I rebuilt the benchmark with the HEAD version of Ur/Web. Unfortunately, it
doesn't seem to have done much for the socket errors.

OK, so I was overly optimistic. :) The change I made did fix some errors that I had reproduced with the Siege benchmarking tool, but wrk was doing something different. After some experimenting with wrk, I think I have the problem solved now, in the public Ur/Web repo.

> ur/web doesn't have keep-alive

Is that right?

Well, the question may be misleadingly imprecise, but the Ur/Web 'http' protocol doesn't have any implementation of keep-alive. My "fix" is in two parts: 1) Add "Connection: close" header to indicate that the connection isn't so alive after all. 2) Add "Content-length" header, which seems important for clients that may expect the keep-alive style.

I've followed a lazy approach in adding features to the tiny HTTP servers that 'urweb' will generate. They were never intended to be serving production web requests directly, but I hope the small changes I've made are enough to allow using them with wrk.

When I set max_pred_locks_per_transaction to 256 in my local
postgresql.conf (from the default of 64), those errors seem to go away.
I've opened an issue for that
(https://github.com/TechEmpower/FrameworkBenchmarks/issues/632).

Thank! One other change I've just pushed is inspired by the last few error messages in the Postgres-related log you showed us. These look suspiciously like optimistic concurrency faults, which should be handled by retrying transactions (as the HINTs suggest). I had already implemented checks for a few codes that I know signify such a state, but I may be missing one; so I added printing of the error code in the log messages. This means I should be able to use future logs of this kind to figure out which cases should be added to the Ur/Web Postgres code.

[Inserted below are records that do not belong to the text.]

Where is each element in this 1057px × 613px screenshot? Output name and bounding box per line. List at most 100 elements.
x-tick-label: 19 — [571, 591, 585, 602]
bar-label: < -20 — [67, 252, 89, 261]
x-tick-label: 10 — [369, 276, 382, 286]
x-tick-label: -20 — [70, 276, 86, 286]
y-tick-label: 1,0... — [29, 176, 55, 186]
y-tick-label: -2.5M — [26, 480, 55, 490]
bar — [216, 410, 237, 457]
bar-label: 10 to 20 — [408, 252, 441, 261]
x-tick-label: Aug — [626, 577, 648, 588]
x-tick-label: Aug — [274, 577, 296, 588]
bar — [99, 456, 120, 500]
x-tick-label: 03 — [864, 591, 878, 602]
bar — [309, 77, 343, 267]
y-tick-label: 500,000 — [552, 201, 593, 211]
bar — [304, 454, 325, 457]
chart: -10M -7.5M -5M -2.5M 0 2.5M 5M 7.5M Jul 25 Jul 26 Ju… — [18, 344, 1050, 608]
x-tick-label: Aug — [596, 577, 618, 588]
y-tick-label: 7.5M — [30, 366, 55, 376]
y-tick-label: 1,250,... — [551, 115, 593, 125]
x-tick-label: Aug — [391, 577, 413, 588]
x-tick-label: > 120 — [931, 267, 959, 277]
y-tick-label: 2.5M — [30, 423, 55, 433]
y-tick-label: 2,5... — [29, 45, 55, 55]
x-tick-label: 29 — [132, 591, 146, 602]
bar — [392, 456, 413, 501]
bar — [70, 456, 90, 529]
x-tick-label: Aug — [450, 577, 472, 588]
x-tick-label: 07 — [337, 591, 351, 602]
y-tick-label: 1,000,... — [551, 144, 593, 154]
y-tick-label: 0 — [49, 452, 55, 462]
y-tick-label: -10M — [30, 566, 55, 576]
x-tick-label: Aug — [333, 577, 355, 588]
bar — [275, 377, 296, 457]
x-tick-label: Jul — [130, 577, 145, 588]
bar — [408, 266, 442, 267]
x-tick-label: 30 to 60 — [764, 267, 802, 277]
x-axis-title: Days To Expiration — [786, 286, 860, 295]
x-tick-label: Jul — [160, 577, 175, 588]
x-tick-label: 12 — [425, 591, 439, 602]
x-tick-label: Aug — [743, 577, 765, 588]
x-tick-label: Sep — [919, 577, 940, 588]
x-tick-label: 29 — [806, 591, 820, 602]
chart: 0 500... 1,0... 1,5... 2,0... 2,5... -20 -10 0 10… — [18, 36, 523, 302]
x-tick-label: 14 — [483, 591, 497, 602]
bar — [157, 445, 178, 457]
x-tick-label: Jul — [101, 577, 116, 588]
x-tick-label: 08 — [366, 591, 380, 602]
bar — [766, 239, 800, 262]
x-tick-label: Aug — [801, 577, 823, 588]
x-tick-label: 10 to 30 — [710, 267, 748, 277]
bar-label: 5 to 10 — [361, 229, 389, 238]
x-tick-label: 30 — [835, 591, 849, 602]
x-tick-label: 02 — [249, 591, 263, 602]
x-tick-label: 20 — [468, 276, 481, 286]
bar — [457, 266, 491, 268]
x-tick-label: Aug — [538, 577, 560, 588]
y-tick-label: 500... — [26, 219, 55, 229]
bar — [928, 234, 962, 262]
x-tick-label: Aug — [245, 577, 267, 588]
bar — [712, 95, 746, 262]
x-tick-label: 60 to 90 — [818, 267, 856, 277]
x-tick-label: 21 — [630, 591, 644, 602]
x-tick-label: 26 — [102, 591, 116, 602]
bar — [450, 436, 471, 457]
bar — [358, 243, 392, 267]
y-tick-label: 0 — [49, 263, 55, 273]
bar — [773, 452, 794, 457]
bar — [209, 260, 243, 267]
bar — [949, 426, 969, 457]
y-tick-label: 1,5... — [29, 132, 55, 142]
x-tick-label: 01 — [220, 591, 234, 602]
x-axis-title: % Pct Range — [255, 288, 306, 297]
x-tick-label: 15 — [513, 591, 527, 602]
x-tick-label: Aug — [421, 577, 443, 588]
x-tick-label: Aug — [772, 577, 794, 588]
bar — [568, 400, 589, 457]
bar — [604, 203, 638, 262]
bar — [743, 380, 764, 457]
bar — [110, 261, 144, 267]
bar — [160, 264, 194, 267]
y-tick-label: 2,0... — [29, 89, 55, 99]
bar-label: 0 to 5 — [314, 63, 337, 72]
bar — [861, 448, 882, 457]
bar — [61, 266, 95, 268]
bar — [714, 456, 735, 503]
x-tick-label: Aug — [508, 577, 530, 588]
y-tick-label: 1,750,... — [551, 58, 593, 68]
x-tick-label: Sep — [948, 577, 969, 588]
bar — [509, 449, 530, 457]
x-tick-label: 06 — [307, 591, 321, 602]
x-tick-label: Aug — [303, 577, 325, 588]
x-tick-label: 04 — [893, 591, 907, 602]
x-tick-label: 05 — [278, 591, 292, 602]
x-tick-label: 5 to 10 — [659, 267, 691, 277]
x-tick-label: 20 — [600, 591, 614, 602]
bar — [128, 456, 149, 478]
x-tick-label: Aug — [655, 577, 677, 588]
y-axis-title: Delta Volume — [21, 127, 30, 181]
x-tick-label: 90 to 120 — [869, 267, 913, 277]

I'll be curious to hear whether, after the latest changes, everything works well locally for you, escalier. (The most likely failure would be the same optimistic-concurrency faults, I think.)

Do we know if there will be any more practice runs of this benchmarks round? Since the Ur/Web code seems basically to have served 0 requests in the first run, it would be good to get some confirmation that things are hooked up properly!